Bank lending to the real estate industry could contract in the fallout from the collapse of Silicon Valley Bank and Signature Bank, according to Susan M. Wachter, Wharton professor of real estate and finance. Immediately, worries are running high over both the state of residential and commercial real estate loans advanced by the two failed banks, and the office space the two banks would vacate as they wind down operations. Those concerns were contained in the case of First Republic Bank, which also looked precarious until last Thursday when it secured a pledge of $30 billion in deposits from a group of 11 banks that included Bank of America and Citigroup.
“Banks are likely to respond to their investors’ distress by lending less, and this is not a good thing for real estate,” Wachter said last week on the Wharton Business Daily radio show that airs on SiriusXM. (Listen to the full podcast above). But with banks like First Republic being rescued and SVB’s depositors being made whole, the worst outcome — an economy-wide credit crunch — could be avoided, she says. On Tuesday, bank shares rose when Treasury Secretary Janet Yellen said that the government would take additional steps to shore up smaller banks if necessary.

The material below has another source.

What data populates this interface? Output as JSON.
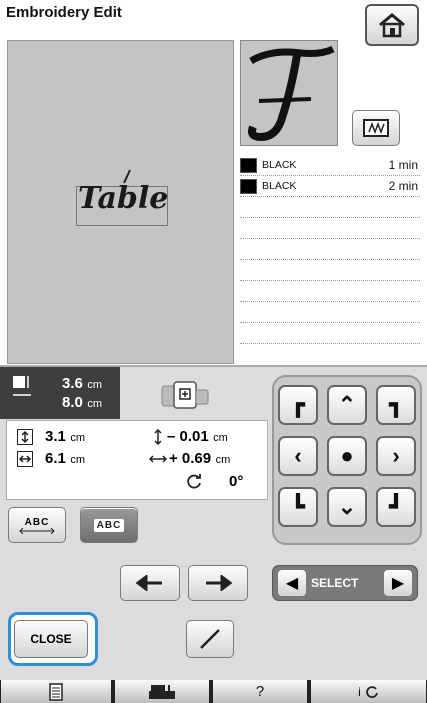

Bank investors have grown anxious about real estate lending for two big reasons. First, as Wachter noted, regional banks have a disproportionately high exposure to real estate in their respective regions — the repercussions of a pullback in lending could be severe. Secondly, commercial real estate lending has turned unattractive with rising vacancies in the office space sector triggered by layoffs in the tech industry.
According to Wachter, if the economy goes into a recession, mortgage rates will fall. “That’s usually the beginning of a healing process, where buyers can come back into the market,” she said. But for that to happen, “we also need the underlying inflation rate to resolve, and that’s a bigger issue.”